Gianaris Bill Aims At Boosting Voter Participation
State Senator Michael Gianaris (D–Astoria) emerged last week as part of a nonpartisan, statewide group answering Governor Andrew Cuomo’s call to increase voter participation as the 2012 election season draws near.
Gianaris and Assemblymember Brian Kavanagh have introduced legislation that would amend the state’s election law to streamline and make more efficient the voter registration process in the state.
Gianaris said in a statement, “I applaud Governor Cuomo for taking an important step towards opening the doors of our democracy to more people. Our voter participation is dreadfully low and online registration will help a great deal.
“There is still more we can do, such as allowing preregistration, automatically registering citizens and changing registration deadlines. These measures are contained in the Voter Empowerment Act of New York introduced by Assemblymember Kavanagh and myself, and I will continue to push for its enactment until the barriers to voting are minimized as much as possible.”
Last Thursday, Cuomo announced a plan for citizens to register to vote online, which is part of the Gianaris-Kavanagh legislation.
Under the plan, it would be necessary for an applicant to have a driver’s license or a non-driver’s identification card to register through the Web site www.my.dmv.ny.gov. They would also be able to change their address and party enrollment.
The governor also made it possible for a person to register to vote and enroll in a party online and still be able to vote in next month’s primaries for state legislative positions, which are set for Thursday, September 13. However, one would have had to act quickly, by last Sunday.
Also the governor had set a deadline for August 17 for in-person registration at Department of Motor Vehicles and Board of Elections offices.
Among the groups backing the long-overdue voting reforms are the highly respected Brennan Center for Justice at NYU School of Law. Wendy Weiser, the Director of the Democracy Program there stated:
“We applaud Senator Gianaris and Assemblymember Kavanagh for taking this much-needed step to bring New York’s outdated and error-prone voter registration system into the 21st century. Through this effort, New York will lead the country in having a voter registration system that is accurate, complete and works for all voters.”
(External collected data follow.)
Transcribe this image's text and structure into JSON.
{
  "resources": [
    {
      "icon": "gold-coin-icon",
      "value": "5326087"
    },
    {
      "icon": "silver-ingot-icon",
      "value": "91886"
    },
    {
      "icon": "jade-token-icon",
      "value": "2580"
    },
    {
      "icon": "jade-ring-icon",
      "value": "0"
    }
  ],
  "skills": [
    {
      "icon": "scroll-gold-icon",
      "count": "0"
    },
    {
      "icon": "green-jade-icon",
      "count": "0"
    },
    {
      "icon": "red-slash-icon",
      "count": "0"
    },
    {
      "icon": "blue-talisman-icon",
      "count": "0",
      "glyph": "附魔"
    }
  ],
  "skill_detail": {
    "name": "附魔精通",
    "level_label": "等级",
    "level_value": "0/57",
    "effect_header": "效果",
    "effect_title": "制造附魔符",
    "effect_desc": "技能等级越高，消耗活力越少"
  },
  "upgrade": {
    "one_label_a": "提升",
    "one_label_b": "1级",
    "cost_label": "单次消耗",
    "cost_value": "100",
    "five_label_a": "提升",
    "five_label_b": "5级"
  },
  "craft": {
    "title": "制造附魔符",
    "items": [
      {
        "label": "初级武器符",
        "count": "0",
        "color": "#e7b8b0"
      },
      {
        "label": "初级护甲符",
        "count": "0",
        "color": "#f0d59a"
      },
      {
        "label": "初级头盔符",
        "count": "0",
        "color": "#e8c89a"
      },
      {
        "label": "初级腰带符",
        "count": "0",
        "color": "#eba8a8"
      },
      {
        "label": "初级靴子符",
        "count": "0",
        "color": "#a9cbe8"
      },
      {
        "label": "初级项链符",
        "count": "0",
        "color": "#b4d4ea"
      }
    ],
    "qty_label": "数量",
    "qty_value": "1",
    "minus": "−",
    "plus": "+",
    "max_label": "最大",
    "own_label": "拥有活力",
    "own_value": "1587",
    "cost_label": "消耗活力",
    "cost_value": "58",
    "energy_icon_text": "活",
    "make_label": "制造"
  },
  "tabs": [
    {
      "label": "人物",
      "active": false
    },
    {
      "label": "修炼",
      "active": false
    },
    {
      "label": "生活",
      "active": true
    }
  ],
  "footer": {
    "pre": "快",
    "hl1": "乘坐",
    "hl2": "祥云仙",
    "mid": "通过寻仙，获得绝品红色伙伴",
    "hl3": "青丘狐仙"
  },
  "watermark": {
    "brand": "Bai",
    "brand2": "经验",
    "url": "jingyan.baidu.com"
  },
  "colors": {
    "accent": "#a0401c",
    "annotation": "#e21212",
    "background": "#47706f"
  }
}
Gianaris said that currently, the single biggest impediment to voting is our antiquated registration system. He explained that the Voter Empowerment Act would improve the state’s voter participation “by automatically registering citizens to vote with their consent and updating their registration information when they interact with specific government agencies.”
Gianaris added, “It would also computerize the entire registration process, reducing typographical and clerical errors that come with handwritten registration documents, and making it easier for eligible voters to register.”
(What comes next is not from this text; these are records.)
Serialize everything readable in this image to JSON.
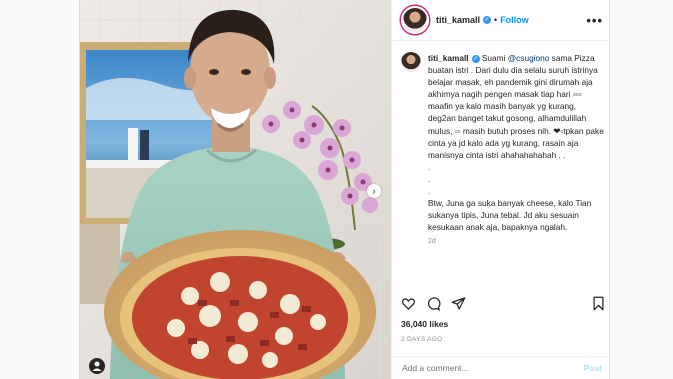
{
  "post": {
    "username": "titi_kamall",
    "follow_label": "Follow",
    "more_label": "•••",
    "caption_username": "titi_kamall",
    "caption_lead": " Suami ",
    "caption_mention": "@csugiono",
    "caption_body": " sama Pizza buatan istri . Dari dulu dia selalu suruh istrinya belajar masak, eh pandemik gini dirumah aja akhirnya nagih pengen masak tiap hari ▫▫▫ maafin ya kalo masih banyak yg kurang, deg2an banget takut gosong, alhamdulillah mulus, ▫▫ masih butuh proses nih. ❤▫tpkan pake cinta ya jd kalo ada yg kurang, rasain aja manisnya cinta istri ahahahahahah . .\n.\n.\n.\nBtw, Juna ga suka banyak cheese, kalo Tian sukanya tipis, Juna tebal. Jd aku sesuain kesukaan anak aja, bapaknya ngalah.",
    "caption_time": "2d",
    "likes": "36,040 likes",
    "date": "2 DAYS AGO",
    "comment_placeholder": "Add a comment...",
    "post_label": "Post",
    "next_label": "›"
  },
  "colors": {
    "accent": "#0095f6",
    "verified": "#3897f0",
    "story_ring": "#c72c7c"
  },
  "icons": [
    "heart-icon",
    "comment-icon",
    "share-icon",
    "bookmark-icon",
    "tag-user-icon",
    "verified-icon",
    "chevron-right-icon"
  ]
}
The bill would also allow 16- and 17-year-olds to pre-register in advance of their 18th birthday, thus encouraging more voters to go to the polls on Election Day, the lawmaker said. He also pointed out that, “In 2019, only 36 percent of New York’s citizen voting-age population cast ballots, making the state’s voter registration rate the third worst among states in the country.
“In an election year, it is critical for New Yorkers to be reminded of the importance of voter registration and voting whenever possible.”
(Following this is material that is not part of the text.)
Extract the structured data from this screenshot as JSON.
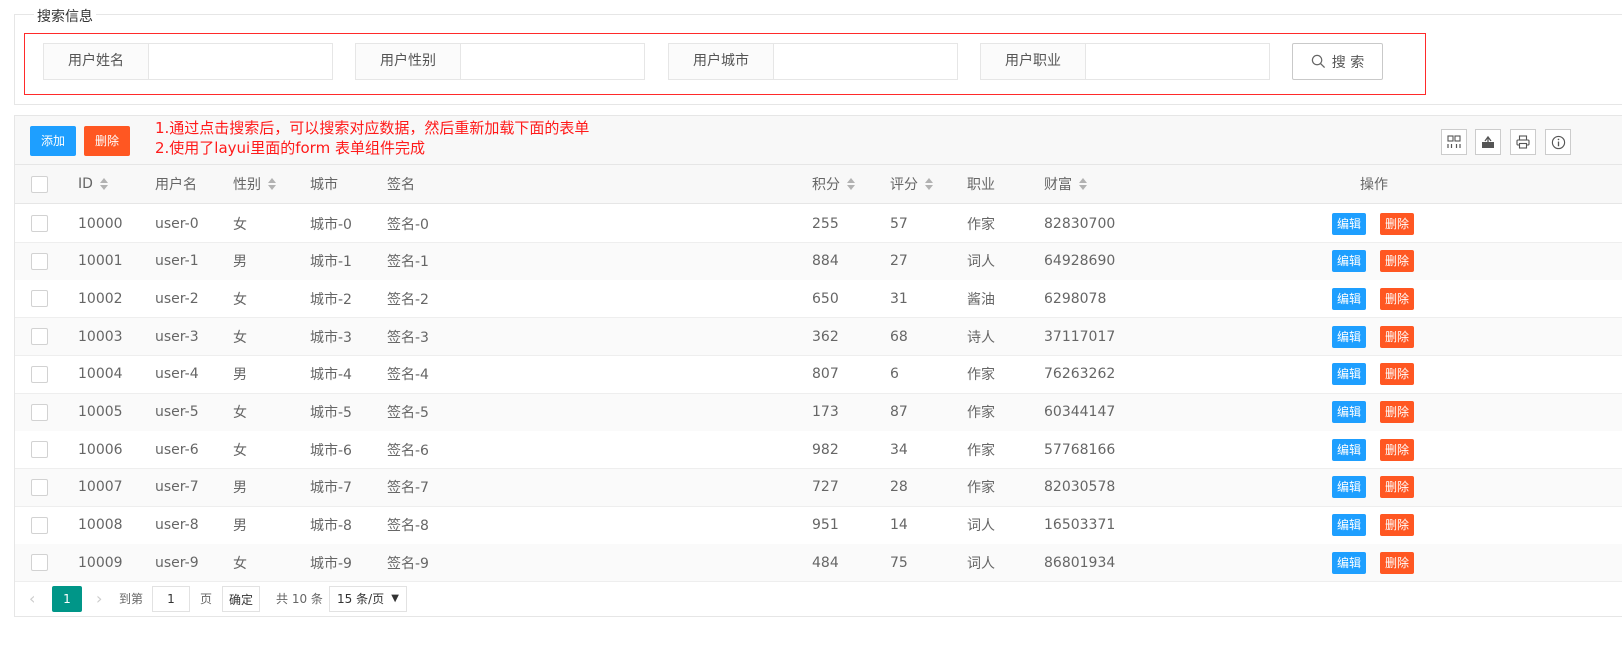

Gianaris and Kavanagh said that updating the state’s voter registration system would improve efficiency and accuracy among board of elections workers and ultimately increase the number of registered voters in the state.
“As election season approaches,” Gianaris said, “government bureaucracy continues to impede too many people from voting. Our proposal would remove these obstacles and maximize voter turnout while saving the state and its counties hundreds of thousands of dollars per election, thus preventing disenfranchisement and enabling better record keeping.”
Briefly, the proposed Voter Empowerment Act of New York would:
•Automatically register eligible, consenting citizens at designated government agencies; permit preregistration of 16- and 17-year-olds.
•Automatically transfer registrations of New Yorkers who move within the state.
•Provide access to voter registration records and register eligible citizens online.
•Allow people to register or change their party later in the election cycle.
Among the do-good organizations backing the Gianaris-Kavanagh bill are: League of Women Voters in New York State, Rock the Vote, New York Civil Liberties Union, Common Cause/NY, New Roosevelt Initiative, New York Public Research Group, New York Immigration Coalition and Reinvent Albany.